If you’re a Canadian business with a customer in the US you may have been asked to fill out a W8-BEN-E form. Before retaining a US tax specialist or planning your getaway from the IRS, there are a few things you should know about the form.
When doing business with a foreign entity, certain rules apply on payments. For example, when paying a vendor outside of the country, at times the customer is required to withhold a percentage of the fee and remit it to the tax authorities. For example, suppose a US company requires graphic design services and retains a designer based in Vietnam. If the designer charges the US company $100 for the work, $15 may need to be remitted to the IRS and the designer may only receive the net $85.
This type of tax which is deducted at source is called a ‘withholding tax.’ The idea is to ensure that foreign entities doing business in the home country are paying their share of taxes – even though in their own countries their tax rates may differ considerably. It’s also a way of deterring tax evasion so that someone living in a tax free zone can’t withdraw their income from the home country tax free.
In order to make it easier to do business with foreign entities, many countries have tax treaties with each other. While the treaties themselves are long and complex, the idea is to solidify where the income is actually taxed.
The idea behind the W8-BEN-E form is to determine if any withholding taxes should be deducted on payments to you or if they can be paid out in full. Your US customer is essentially placing the onus on you to let them know the tax treatment of the money they owe you.

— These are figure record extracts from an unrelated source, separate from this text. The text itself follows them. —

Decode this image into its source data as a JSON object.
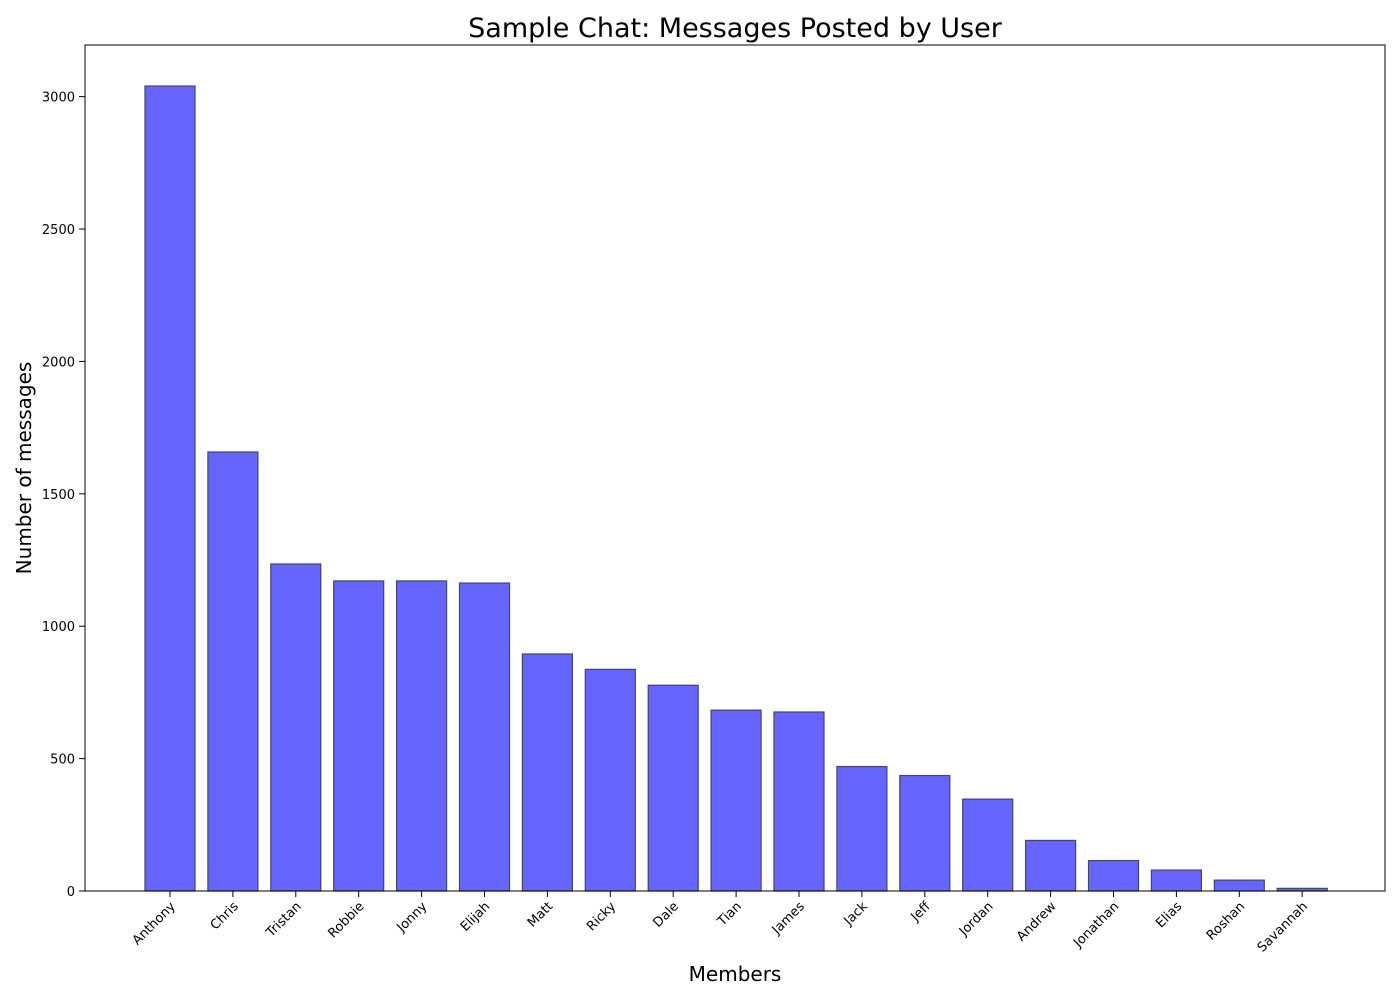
{
  "chart_data": {
    "type": "bar",
    "title": "Sample Chat: Messages Posted by User",
    "xlabel": "Members",
    "ylabel": "Number of messages",
    "categories": [
      "Anthony",
      "Chris",
      "Tristan",
      "Robbie",
      "Jonny",
      "Elijah",
      "Matt",
      "Ricky",
      "Dale",
      "Tian",
      "James",
      "Jack",
      "Jeff",
      "Jordan",
      "Andrew",
      "Jonathan",
      "Elias",
      "Roshan",
      "Savannah"
    ],
    "values": [
      3040,
      1658,
      1235,
      1171,
      1171,
      1163,
      895,
      837,
      777,
      683,
      676,
      470,
      436,
      347,
      191,
      115,
      79,
      41,
      10
    ],
    "ylim": [
      0,
      3195
    ],
    "yticks": [
      0,
      500,
      1000,
      1500,
      2000,
      2500,
      3000
    ],
    "grid": false,
    "bar_color": "#6666ff",
    "edge_color": "#444466"
  }
}
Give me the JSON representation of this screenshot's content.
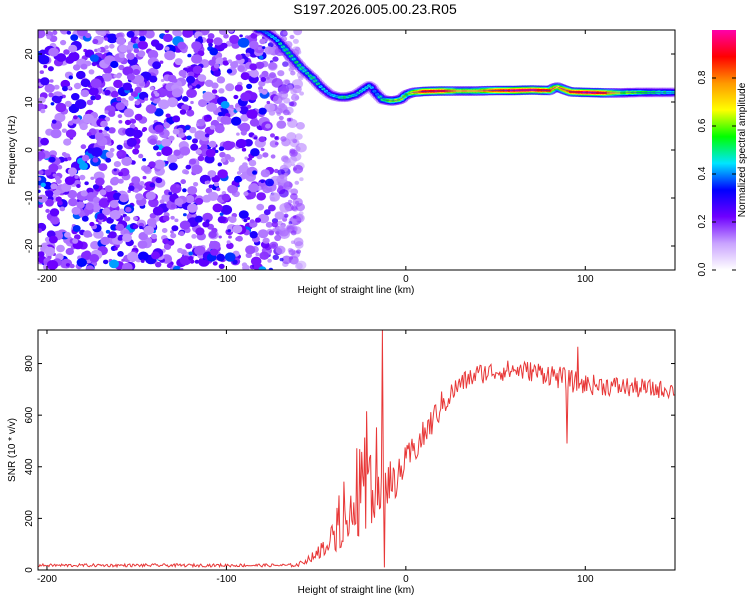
{
  "title": "S197.2026.005.00.23.R05",
  "chart_data": [
    {
      "type": "heatmap",
      "title": "S197.2026.005.00.23.R05",
      "xlabel": "Height of straight line (km)",
      "ylabel": "Frequency (Hz)",
      "xlim": [
        -205,
        150
      ],
      "ylim": [
        -25,
        25
      ],
      "x_ticks": [
        -200,
        -100,
        0,
        100
      ],
      "y_ticks": [
        -20,
        -10,
        0,
        10,
        20
      ],
      "noise_region_x": [
        -205,
        -58
      ],
      "ridge": {
        "x": [
          -205,
          -80,
          -72,
          -65,
          -58,
          -52,
          -47,
          -42,
          -37,
          -33,
          -28,
          -24,
          -20,
          -17,
          -13,
          -8,
          -3,
          0,
          4,
          10,
          20,
          30,
          40,
          50,
          60,
          70,
          80,
          84,
          88,
          92,
          100,
          110,
          120,
          130,
          140,
          150
        ],
        "freq_hz": [
          25,
          25,
          23,
          20,
          17,
          15,
          13,
          11.5,
          11,
          11,
          11.5,
          12.5,
          13.5,
          12,
          10.5,
          10.2,
          10.5,
          11.5,
          12,
          12.2,
          12.3,
          12.3,
          12.3,
          12.4,
          12.4,
          12.5,
          12.4,
          13.2,
          12.6,
          12.1,
          12,
          11.9,
          11.9,
          12,
          12,
          12
        ],
        "amplitude": [
          0.3,
          0.4,
          0.45,
          0.5,
          0.5,
          0.5,
          0.45,
          0.4,
          0.45,
          0.5,
          0.45,
          0.45,
          0.45,
          0.4,
          0.5,
          0.6,
          0.6,
          0.55,
          0.7,
          0.9,
          0.9,
          0.7,
          0.7,
          0.85,
          0.95,
          0.95,
          0.85,
          0.7,
          0.8,
          0.85,
          0.95,
          0.9,
          0.6,
          0.55,
          0.5,
          0.45
        ]
      },
      "colorbar": {
        "label": "Normalized spectral amplitude",
        "range": [
          0,
          1
        ],
        "ticks": [
          "0.0",
          "0.2",
          "0.4",
          "0.6",
          "0.8"
        ],
        "colors": [
          "#ffffff",
          "#c9a3ff",
          "#6f00ff",
          "#0000ff",
          "#00e5ff",
          "#00ff00",
          "#ffff00",
          "#ff9900",
          "#ff0000",
          "#ff00aa"
        ]
      }
    },
    {
      "type": "line",
      "xlabel": "Height of straight line (km)",
      "ylabel": "SNR (10 * v/v)",
      "xlim": [
        -205,
        150
      ],
      "ylim": [
        0,
        930
      ],
      "x_ticks": [
        -200,
        -100,
        0,
        100
      ],
      "y_ticks": [
        0,
        200,
        400,
        600,
        800
      ],
      "series": [
        {
          "name": "SNR",
          "color": "#e83838",
          "x": [
            -205,
            -150,
            -100,
            -65,
            -60,
            -50,
            -40,
            -30,
            -20,
            -15,
            -13,
            -10,
            -5,
            0,
            10,
            20,
            30,
            40,
            50,
            60,
            70,
            80,
            90,
            100,
            110,
            120,
            130,
            140,
            150
          ],
          "mean": [
            18,
            18,
            18,
            18,
            20,
            60,
            130,
            210,
            320,
            370,
            380,
            310,
            360,
            420,
            520,
            640,
            720,
            760,
            770,
            775,
            770,
            760,
            735,
            720,
            715,
            710,
            705,
            700,
            700
          ],
          "noise": [
            6,
            6,
            6,
            6,
            8,
            20,
            60,
            110,
            150,
            150,
            150,
            110,
            70,
            60,
            60,
            55,
            40,
            40,
            40,
            40,
            40,
            45,
            45,
            40,
            40,
            40,
            40,
            35,
            35
          ]
        }
      ],
      "annotations": [
        {
          "x": -13,
          "y": 930,
          "note": "spike"
        },
        {
          "x": -12,
          "y": 10,
          "note": "dip"
        },
        {
          "x": 90,
          "y": 490,
          "note": "dip"
        },
        {
          "x": 96,
          "y": 865,
          "note": "spike"
        }
      ]
    }
  ]
}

For most active Canadian companies, the W8-BEN-E form will be used to determine that no withholding taxes should apply on the money paid to you due to the Canada – US tax treaty. By stating that you’re an ‘Active NFFE’ (Part XXV in the 2016 version of the form), you’re stating that you’re not a financial institution and that more than half of your income was produced from active business in Canada. If you’re offering a service like web development, graphic design, or any kind of consulting, you’re probably an NFFE. That being said, if you’re a holding company or own a substantial amount of corporate investments, you may want to review the form with an accountant. You may also want a professional opinion if you own an online store or sell on Amazon since specific rules apply on shipments of products to the US. Finally, if you’re not incorporated, you’ll likely need to use the W8-BEN form which is a simpler version of the W8-BEN-E.
As an ‘Active NFFE,’ you can typically sign and date the form then submit to your customer – certifying that the income that the form relates to is exempt from withholding tax. With that, you should be able to rest easy that you’ll be getting paid in full from your US customer and don’t have to deal with the IRS!